Research: Medieval Islam Viewed Lovesickness as Illness

University of Exeter

Lovesickness was taken seriously as a distinct mental illness by physicians in the medieval Islamic world, new research shows.

Islamic scholars considered lovesickness, which they called ʿishq, to be different from melancholy – unlike Galen and other physicians from ancient Greece.

Doctors in the 10th century said lovesickness mostly afflicted the licentious and ignorant. However those in later centuries thought even the most noble people like prophets and saints were susceptible to suffering from it.

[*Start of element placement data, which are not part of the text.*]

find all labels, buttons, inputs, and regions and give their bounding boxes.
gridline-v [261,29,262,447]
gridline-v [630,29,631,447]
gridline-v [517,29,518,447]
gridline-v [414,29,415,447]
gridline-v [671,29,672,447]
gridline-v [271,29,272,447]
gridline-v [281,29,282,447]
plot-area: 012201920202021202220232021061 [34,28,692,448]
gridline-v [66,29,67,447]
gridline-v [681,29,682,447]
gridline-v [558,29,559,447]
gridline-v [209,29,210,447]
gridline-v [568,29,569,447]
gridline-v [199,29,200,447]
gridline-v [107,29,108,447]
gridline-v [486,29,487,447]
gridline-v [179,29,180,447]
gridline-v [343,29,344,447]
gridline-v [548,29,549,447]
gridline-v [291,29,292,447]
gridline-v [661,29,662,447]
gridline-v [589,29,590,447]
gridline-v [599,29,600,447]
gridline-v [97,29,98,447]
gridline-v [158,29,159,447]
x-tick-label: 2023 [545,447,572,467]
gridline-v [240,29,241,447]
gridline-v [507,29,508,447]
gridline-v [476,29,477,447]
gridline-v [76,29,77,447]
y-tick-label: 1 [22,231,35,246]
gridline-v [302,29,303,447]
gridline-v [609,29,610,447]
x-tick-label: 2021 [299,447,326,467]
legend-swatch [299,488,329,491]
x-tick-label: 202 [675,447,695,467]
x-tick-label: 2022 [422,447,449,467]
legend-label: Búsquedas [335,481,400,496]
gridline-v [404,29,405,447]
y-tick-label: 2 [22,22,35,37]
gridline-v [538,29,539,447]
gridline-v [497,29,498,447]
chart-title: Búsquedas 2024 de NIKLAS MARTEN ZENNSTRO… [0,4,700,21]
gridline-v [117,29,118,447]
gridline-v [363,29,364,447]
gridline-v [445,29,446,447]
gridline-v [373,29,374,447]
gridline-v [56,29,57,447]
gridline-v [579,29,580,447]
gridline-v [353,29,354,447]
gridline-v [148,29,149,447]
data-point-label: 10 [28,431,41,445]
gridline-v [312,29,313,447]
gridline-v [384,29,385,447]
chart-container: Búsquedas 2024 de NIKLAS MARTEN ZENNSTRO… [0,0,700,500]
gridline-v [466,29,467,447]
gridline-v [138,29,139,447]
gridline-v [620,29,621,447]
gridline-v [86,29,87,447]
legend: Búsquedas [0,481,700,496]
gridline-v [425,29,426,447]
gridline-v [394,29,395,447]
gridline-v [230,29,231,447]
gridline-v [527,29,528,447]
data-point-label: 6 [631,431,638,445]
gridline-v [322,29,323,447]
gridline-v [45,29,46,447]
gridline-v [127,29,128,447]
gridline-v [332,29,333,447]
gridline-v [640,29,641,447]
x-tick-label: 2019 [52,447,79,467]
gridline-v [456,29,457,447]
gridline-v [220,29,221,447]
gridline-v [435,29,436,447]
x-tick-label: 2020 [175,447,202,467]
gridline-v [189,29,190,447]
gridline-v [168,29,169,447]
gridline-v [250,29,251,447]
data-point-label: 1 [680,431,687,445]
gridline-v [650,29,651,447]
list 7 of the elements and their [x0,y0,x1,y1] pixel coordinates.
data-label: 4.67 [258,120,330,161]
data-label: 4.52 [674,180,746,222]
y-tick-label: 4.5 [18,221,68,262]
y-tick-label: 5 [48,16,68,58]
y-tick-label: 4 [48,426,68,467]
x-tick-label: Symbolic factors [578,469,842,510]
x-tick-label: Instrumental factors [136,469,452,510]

Islamic doctors had a tradition of seeing deep connections between mental/psychological health and physical health. In the 11th century Ibn Sīnā described how the mental state of a woman who was lovesick made her physically weak and ill. In the 13th century Ibn al-Nafīs proposed that the main physiological reason for lovesickness was the build-up of seminal fluids. For this reason he claimed the young, the unmarried, and even the morally upright, were more liable to suffer.

The medical understanding of lovesickness continued to evolve well into the sixteenth century in dialogue with literary discussions of obsessive love and the increasing use of love as the defining feature of the cosmos in Islamic mystical theology, known as the Sufi path of love associated with great mystics like al-Rūmī in the 13th century.

Al Qasimi Professor of Islamic Studies Nahyan Fancy, from the University of Exeter, examined the writings of key physicians from across the medieval Islamic world placing them into dialogue with the works of philosophers, literary scholars, religious polemicists and theologians to demonstrate these interconnections across traditions.